Maps and Symmetrizers

Not every workflow stays inside one basis. Sometimes you want to move amplitudes between a full tensor-product basis and a symmetry-reduced basis, or between two different symmetry sectors that share the same local Hilbert space.

That is what DoubleBasis is for.

DoubleBasis

DoubleBasis(B1, B2) creates a basis-like object representing maps from coordinates in B2 to coordinates in B1.

Typical uses:

  • project a full-space vector into a symmetry sector,
  • lift sector amplitudes back into a less reduced basis,
  • compare two sector descriptions through their common embedding.

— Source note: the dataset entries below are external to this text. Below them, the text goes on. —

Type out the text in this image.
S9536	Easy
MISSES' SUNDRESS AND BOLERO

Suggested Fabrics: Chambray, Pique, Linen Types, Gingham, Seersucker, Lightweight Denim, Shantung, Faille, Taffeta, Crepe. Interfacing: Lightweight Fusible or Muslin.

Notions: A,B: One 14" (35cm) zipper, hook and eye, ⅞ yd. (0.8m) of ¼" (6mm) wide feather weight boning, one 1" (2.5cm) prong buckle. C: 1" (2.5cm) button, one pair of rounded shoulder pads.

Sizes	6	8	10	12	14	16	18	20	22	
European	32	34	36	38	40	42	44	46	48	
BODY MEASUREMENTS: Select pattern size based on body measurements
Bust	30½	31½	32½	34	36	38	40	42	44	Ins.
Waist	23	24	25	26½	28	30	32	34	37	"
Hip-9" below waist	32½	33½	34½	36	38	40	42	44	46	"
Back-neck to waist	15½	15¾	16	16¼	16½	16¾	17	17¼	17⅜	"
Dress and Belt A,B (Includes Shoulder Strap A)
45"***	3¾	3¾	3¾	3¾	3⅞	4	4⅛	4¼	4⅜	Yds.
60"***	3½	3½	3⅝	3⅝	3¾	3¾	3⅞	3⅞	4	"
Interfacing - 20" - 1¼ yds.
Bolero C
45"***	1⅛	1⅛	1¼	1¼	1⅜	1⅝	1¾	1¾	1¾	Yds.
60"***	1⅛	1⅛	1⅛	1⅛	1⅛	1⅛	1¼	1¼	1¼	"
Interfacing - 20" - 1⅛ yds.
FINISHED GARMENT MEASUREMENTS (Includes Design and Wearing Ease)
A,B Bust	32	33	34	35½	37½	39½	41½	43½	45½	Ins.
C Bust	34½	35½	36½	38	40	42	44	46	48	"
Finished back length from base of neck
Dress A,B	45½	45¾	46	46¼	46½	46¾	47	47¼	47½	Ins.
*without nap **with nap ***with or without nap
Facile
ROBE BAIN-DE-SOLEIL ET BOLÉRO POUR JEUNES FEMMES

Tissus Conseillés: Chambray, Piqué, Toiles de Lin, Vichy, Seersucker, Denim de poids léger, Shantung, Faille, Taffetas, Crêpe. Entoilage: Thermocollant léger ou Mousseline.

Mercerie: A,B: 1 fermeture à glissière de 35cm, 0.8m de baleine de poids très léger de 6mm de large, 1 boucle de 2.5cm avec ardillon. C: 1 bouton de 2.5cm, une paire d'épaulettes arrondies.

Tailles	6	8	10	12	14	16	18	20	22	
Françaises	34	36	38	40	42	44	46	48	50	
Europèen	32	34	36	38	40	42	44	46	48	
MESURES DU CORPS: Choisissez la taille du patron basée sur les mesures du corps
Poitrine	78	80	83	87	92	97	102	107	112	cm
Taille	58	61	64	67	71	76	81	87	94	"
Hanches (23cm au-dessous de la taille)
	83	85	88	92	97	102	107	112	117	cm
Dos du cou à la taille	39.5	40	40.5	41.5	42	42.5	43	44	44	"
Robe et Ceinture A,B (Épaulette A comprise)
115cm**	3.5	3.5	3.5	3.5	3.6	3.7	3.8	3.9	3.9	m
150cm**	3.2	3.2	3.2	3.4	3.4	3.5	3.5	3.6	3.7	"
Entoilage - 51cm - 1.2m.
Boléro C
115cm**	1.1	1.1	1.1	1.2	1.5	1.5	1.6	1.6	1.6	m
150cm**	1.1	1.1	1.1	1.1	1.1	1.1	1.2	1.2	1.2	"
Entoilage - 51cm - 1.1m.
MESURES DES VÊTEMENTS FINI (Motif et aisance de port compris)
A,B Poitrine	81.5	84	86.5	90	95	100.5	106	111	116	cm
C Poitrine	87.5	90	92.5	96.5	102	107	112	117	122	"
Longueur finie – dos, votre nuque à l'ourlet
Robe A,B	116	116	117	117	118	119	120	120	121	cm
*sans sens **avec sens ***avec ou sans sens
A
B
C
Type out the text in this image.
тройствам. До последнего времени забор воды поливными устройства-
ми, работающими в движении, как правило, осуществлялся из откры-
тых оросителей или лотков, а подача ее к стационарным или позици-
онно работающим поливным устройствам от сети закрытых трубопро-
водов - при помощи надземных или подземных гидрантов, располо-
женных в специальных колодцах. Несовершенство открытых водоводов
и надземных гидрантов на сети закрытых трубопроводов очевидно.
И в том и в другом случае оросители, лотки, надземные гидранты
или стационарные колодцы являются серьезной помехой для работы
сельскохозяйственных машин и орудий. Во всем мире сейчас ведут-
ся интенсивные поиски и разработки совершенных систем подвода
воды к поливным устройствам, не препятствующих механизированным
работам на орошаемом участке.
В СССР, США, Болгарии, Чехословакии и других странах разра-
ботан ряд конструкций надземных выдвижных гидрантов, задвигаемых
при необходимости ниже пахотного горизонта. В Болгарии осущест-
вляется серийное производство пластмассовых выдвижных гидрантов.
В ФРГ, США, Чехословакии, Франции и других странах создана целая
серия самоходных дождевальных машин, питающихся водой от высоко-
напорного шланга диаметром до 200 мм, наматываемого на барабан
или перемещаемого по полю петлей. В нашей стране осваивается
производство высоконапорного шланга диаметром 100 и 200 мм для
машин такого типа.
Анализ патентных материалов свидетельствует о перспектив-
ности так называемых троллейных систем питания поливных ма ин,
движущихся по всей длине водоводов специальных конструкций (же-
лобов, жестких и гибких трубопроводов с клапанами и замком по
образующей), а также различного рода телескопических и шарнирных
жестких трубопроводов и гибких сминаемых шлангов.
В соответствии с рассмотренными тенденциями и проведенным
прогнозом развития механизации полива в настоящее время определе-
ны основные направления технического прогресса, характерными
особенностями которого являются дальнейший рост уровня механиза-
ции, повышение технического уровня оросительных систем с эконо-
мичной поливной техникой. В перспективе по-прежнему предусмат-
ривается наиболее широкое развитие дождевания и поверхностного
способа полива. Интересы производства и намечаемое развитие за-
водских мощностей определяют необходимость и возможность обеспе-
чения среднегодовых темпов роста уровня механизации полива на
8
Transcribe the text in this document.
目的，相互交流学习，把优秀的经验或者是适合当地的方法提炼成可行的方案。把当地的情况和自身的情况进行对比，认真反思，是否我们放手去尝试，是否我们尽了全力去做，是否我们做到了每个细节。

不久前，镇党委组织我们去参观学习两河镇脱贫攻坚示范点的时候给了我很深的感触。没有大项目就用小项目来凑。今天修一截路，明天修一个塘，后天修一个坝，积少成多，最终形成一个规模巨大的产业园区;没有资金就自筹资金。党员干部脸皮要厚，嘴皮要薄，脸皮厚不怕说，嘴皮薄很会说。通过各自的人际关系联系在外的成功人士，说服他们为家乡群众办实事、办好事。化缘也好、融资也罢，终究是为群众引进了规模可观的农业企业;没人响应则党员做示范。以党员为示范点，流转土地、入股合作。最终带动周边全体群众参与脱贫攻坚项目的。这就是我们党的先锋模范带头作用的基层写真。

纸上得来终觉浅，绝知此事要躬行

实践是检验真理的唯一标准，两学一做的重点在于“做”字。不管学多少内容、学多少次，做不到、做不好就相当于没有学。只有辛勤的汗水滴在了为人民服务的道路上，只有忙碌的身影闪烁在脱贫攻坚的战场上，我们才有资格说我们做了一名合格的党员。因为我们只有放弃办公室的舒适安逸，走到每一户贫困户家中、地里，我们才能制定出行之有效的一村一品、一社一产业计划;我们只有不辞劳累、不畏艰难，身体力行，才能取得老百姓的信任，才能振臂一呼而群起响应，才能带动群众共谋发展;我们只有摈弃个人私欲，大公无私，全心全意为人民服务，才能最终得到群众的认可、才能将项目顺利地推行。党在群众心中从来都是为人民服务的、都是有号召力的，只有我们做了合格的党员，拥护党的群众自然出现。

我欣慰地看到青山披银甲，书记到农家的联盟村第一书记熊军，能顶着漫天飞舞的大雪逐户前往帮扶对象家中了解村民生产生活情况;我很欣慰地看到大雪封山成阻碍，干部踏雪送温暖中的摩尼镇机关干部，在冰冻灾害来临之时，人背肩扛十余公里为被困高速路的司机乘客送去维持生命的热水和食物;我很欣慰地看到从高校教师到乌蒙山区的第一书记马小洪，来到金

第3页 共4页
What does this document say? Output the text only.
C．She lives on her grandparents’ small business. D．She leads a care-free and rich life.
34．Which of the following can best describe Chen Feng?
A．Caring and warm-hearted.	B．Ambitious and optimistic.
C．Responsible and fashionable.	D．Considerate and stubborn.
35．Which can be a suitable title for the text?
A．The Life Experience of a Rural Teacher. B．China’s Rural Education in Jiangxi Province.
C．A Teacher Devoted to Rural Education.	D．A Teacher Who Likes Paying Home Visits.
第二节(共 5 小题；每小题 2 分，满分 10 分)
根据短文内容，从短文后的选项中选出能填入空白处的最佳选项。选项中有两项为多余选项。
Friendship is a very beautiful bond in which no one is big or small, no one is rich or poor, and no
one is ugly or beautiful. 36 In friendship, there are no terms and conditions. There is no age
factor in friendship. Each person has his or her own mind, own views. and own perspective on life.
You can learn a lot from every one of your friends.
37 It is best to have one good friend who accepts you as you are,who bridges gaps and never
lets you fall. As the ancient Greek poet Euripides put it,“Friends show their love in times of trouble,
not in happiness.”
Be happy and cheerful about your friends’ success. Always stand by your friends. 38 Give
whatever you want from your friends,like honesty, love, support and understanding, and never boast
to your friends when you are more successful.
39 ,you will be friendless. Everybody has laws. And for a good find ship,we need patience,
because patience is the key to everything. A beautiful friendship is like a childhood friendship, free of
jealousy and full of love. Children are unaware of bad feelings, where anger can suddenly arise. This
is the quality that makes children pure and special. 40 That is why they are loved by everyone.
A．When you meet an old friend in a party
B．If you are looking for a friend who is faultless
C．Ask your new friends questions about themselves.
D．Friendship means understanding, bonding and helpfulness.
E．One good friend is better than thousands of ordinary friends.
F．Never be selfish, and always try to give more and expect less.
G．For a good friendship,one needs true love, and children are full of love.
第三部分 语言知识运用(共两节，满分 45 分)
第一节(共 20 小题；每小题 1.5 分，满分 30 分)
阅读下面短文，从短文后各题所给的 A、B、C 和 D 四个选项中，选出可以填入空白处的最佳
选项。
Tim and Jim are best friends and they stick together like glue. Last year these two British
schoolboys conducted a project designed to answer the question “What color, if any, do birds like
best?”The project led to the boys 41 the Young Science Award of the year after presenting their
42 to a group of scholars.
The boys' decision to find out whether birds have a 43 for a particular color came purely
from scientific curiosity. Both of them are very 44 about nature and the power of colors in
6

The two bases must have the same chain length and local on-site dimension.

Symmetrizers

The most direct basis-only map is symmetrizer(B), where B is a DoubleBasis.

It returns the overlap map between the embeddings of the two bases into the full tensor-product basis.

In the common case where B2 is less symmetric than B1, it behaves like a projection or symmetrization matrix into the target sector.

Example: Full Space To A Symmetry Sector

using EDKit

L = 8
Bfull = TensorBasis(L = L, base = 2)
Bsector = basis(L = L, N = 4, p = 1)
T = DoubleBasis(Bsector, Bfull)

P = symmetrizer(T)

P now maps coordinates from the full basis into the chosen symmetry sector.

Applying A DoubleBasis

DoubleBasis itself can also act on a vector:

v_sector = T(v_full)

This is convenient when you want the basis map as an operation, not just as an explicit matrix.

When To Reach For This Layer

Use DoubleBasis and symmetrizer when:

  • you want to compare states across basis choices,
  • you need an explicit projection map,
  • you want to verify that reduced-basis calculations agree with full-space calculations,
  • or you want to build inter-basis operators.

If you only need a Hamiltonian inside one symmetry sector, you usually do not need this layer at all.